Another game would be Choke That Stupid Bitch To Death. This would be geared more towards those damn medaling family members. We'd take a life sized doll and paste a picture of your ex or current lovers most bothersome, family member. In my case, it would be Cornholio's sister. Then you choke, kick, spit, stab, or do anything else that you feel necessary to that fucking medaling family member, while shouting as much profanity as you can. Like Angry Girlfriend Bobbing the Apple, the angry girlfriend with the most rage wins.

The highlight of Angry Girlfriend day would be the Stab-Your-Ex-Lover-in-the-Back game, which would be like some sort of piñata that we could all throw darts at, as we angrily scream the reasons why we are so mad at this person. The angry girlfriend who destroys her piñata and screams the loudest and displays the most rage wins.

At the end of the festival, there would be an Angry Girlfriend pageant. Angry Girlfriends would be invited to give speeches on why they are so angry at their ex or current lover. The Angry Girlfriend with the best speech and the most rage wins.

I know what you're thinking.

Angry Girlfriend, you're such a humanitarian.
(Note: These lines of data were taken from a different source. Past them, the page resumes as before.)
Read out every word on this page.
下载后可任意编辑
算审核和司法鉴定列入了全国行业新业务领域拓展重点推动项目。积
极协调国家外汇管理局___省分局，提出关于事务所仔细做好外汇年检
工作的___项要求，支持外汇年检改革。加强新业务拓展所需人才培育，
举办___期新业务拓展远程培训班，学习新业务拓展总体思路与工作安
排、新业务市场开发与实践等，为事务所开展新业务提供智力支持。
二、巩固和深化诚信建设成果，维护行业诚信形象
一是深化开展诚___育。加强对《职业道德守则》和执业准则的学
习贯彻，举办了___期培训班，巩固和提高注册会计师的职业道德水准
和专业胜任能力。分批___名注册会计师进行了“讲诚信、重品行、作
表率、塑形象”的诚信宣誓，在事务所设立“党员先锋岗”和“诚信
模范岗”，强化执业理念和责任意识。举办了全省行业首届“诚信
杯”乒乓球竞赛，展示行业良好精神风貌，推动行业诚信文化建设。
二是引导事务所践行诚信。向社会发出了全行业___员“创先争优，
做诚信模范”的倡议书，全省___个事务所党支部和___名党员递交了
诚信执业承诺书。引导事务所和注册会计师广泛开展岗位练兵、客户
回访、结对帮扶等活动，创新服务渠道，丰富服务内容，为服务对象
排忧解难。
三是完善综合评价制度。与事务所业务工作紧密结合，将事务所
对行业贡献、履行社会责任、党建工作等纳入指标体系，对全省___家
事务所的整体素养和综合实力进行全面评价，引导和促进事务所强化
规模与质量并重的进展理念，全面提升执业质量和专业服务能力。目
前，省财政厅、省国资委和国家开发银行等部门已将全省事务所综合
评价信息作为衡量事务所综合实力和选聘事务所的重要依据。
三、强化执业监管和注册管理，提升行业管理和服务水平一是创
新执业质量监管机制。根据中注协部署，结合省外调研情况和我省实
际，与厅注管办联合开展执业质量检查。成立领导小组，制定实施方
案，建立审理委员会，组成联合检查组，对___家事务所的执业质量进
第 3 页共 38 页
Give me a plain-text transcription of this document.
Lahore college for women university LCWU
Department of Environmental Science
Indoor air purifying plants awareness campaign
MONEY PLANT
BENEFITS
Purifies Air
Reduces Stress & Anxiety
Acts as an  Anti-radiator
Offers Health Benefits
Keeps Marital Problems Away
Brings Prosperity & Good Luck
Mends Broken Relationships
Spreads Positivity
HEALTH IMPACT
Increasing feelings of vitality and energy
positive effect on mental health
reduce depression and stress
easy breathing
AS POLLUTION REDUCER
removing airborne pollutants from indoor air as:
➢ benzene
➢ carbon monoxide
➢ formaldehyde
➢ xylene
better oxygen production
Always coming up with these brilliant ideas to help the people.

And yes, you're absolutely right. It's okay. You don't owe me anything. Just consider it my gift to you. Just another one of my Angry Girlfriend public services.

Instead of paying thousands of dollars for a shrink to make you answer your own questions, you can get instant relief from me.

I invite you all to come and release your rage on Angry Girlfriend Day... once I have a date picked. Muahahahahahahahahahahahahaha (For those of you who don't know, that's my evil laugh).

Monday, June 16, 2008

Father's Day with Angry Girlfriend

As we all know, The Boyfriend and I, who I will now refer to as Cornholio, are an odd couple. I know I've said it before, but I'm gonna say it again: He irritates me like a yeast infection irritates my vagina.

I had the worst Mother's Day because of him being an asshole.

To start, I didn't even get a fucking card, let alone a gift, but then to top it all off, I had gotten really sick unexpectedly, the evening of Mother's Day and ended up puking throughout the night. Instead of Cornholio taking care of me like a normal, caring partner would, the asswipe had the nerve to tell me, "When you're done throwing up, clean up. It stinks in here". Mind you, I was actually in the process of throwing up when he said that to me.

So of course, for Father's Day, I didn't get him a card. But I did get him a small gift.

I bought him a can of cat food, and no we don't own a cat.

Random, useless, and pointless, kinda like he is.

Then I left and went to a Father's Day cookout... without him.

It's guys like him that affirm my belief that Father's Day shouldn't even exist.